I'm trying to convert ANSI and UTF-8 BOM files to UTF-8 without BOM only. I have found a code that works to do that but in my files the word "président" from ANSI file, for exemple, is converted to "prxE9sident" or "pr?sident" (problem with accident é) in UTF8.
The script powershell code that I run in my parent folder:
$Utf8NoBomEncoding = New-Object System.Text.UTF8Encoding($False)
$source = "path"
$destination = "some_folder"
foreach ($i in Get-ChildItem -Recurse -Force) {
if ($i.PSIsContainer) {
continue
}
$path = $i.DirectoryName -replace $source, $destination
$name = $i.Fullname -replace $source, $destination
if ( !(Test-Path $path) ) {
New-Item -Path $path -ItemType directory
}
$content = get-content $i.Fullname
if ( $content -ne $null ) {
[System.IO.File]::WriteAllLines($name, $content, $Utf8NoBomEncoding)
} else {
Write-Host "No content from: $i"
}
}
Any solution to keep accents well from ANSI and other files ?

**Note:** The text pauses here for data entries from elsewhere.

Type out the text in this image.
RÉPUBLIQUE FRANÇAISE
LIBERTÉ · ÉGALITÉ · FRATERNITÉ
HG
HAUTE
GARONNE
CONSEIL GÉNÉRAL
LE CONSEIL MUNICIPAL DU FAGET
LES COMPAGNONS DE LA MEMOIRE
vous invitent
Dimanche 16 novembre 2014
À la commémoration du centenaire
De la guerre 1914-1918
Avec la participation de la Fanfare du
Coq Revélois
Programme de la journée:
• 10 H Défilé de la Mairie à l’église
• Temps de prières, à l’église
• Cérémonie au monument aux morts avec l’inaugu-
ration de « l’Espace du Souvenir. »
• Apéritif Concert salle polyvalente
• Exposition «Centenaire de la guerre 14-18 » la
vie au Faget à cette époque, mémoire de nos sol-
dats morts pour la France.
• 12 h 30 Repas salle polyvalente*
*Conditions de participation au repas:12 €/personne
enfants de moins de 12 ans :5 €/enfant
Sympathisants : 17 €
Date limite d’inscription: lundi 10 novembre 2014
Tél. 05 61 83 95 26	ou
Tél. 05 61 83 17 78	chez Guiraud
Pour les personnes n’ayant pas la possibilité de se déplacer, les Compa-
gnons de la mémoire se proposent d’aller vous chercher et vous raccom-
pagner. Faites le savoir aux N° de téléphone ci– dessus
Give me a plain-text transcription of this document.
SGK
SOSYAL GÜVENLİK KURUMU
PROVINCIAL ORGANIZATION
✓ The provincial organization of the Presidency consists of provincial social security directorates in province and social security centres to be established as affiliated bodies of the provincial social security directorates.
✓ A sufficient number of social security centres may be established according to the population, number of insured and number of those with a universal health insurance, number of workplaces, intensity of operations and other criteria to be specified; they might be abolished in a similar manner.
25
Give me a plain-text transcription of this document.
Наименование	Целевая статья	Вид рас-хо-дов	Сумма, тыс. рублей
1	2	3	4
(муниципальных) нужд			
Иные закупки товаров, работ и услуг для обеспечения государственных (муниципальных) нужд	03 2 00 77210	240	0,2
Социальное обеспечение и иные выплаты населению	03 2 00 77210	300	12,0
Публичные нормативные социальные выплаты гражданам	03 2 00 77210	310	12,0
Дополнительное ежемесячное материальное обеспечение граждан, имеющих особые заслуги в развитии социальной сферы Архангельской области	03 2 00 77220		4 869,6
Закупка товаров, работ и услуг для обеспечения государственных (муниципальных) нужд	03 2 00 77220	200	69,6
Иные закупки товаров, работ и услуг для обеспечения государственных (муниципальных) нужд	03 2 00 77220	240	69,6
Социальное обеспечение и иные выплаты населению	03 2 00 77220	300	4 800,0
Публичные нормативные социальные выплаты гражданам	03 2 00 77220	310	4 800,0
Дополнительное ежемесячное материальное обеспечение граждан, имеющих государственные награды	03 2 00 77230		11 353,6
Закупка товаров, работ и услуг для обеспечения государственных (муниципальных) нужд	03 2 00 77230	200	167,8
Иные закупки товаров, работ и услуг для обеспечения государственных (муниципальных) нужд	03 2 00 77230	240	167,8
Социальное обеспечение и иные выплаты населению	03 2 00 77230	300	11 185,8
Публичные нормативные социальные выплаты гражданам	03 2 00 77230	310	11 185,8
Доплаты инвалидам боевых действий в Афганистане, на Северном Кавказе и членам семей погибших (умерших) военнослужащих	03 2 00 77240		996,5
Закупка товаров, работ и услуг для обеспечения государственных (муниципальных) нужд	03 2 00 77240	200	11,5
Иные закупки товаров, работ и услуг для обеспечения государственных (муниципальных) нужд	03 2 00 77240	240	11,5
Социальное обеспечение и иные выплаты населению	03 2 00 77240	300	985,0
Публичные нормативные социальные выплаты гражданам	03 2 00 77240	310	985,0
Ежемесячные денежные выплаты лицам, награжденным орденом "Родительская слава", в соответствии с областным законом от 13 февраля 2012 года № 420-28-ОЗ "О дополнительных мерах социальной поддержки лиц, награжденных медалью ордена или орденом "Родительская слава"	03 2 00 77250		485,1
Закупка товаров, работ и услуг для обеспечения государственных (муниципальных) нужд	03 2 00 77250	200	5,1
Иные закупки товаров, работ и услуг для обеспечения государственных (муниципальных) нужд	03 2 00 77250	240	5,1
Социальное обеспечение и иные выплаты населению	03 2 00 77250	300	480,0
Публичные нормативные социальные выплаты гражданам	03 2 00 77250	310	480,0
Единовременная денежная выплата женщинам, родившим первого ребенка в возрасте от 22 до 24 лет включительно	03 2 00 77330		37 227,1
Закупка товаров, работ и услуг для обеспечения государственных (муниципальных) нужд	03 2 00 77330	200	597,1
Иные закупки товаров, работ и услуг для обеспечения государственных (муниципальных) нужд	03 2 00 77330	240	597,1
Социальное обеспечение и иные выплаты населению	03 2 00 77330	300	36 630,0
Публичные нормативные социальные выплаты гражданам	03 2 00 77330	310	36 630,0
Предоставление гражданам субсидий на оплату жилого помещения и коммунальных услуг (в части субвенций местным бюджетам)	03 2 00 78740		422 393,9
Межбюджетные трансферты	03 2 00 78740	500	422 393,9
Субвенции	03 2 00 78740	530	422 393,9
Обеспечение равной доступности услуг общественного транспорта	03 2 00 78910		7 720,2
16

CodePudding user response:
There are actually two PowerShell Gotchas in the condition:
if ( $content -ne $null ) { ...
$Null
should be on the left hand side of the equality comparison operator- If your file is closed with a newline, the last item in the
Get-Content
results array is$Null
This might cause the concerned condition to unexpectedly evaluate to $False
and therefore your script doesn't even update the required files.
Based on the additional comments, to save you files as ANSI, you should use the Windows-1252
encoding:
[System.IO.File]::WriteAllLines($name, $content, ([System.Text.Encoding]::GetEncoding(1252)))